Park needed the rest with her phone “ringing non-stop.” She said while it was tiring, she has enjoyed fielding all the congratulatory messages, including letters from Arnold Palmer and South Korean president Park Geun-hye. She was impressed at the details in Palmer’s letter, leading her to believe he watched the U.S. Women’s Open closely.
“If I were to play this tournament right after the U.S. Open, I think it would have been a lot tougher for me, just coming off the Sunday win,” Park said. “I feel more relaxed. I feel more refreshed. I feel a lot better this week. I think I’ve calmed down a lot.”
Park is going for her seventh LPGA title this season. She nearly won this event a year ago, losing to Brittany Lang in a playoff. There promises to be tough competition again this week with nine of the top 10 players in the Rolex Women’s World Rankings in Canada. Of course, Park is used to bouncing back quickly. Dating back to last year’s Manulife LPGA Classic, Park has made 27 LPGA starts and finished T-2 or better a remarkable 14 times. She won eight of those starts.
If Park wins her fourth event in a row this week, she will equal yet another LPGA record, tying Mickey Wright, Kathy Whitworth and Annika Sorenstam for most consecutive victories in scheduled events. Wright did it twice, in 1962 and again in ’63. Nancy Lopez and Sorenstam share the record for winning the most consecutive LPGA starts with five.
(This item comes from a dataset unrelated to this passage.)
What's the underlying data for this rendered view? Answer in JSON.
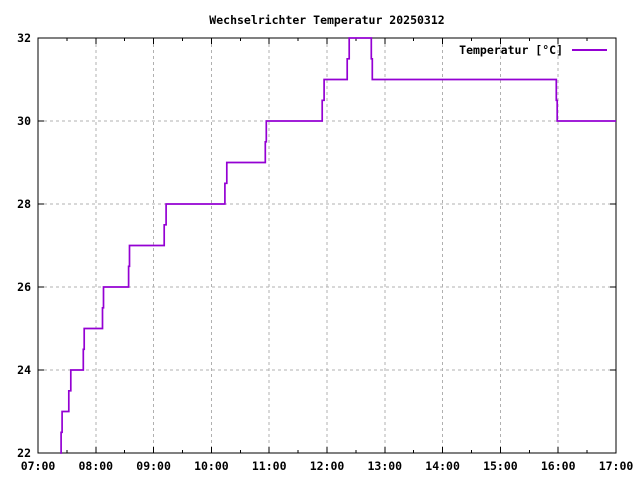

The difference in the records is not all five of their starts came in consecutive events on the tour schedule.
Park’s march through history is good for the women’s game, but the attention is something new for Park.
“It was weird getting that kind of attention,” Park said. “It was really different. It was a little fun for me ... I’m trying to get used to it, not totally used to it yet, but still learning.”
Even with all the pressure coming down on her at the U.S. Women’s Open, Park seemed remarkably unaffected. She looks like she plays with an unshakable peace. She says the course is her refuge, and she hopes to keep it that way.
“When I'm inside the golf course, I can't think about too many things,” Park said. “When I'm outside the golf course, whether I want to hear, or I don't want to hear, I'm going to hear it. There's no doubt about that. I'm a human, and I think a lot of the same things that everybody else does, and I hear all the things that everybody talks about. I know I want to do something that somebody has never done before. I just know that it wouldn't be so helpful on the golf course, so I try to concentrate just on golf, on the golf course.”
It’s a formula taking Park on a record chasing journey.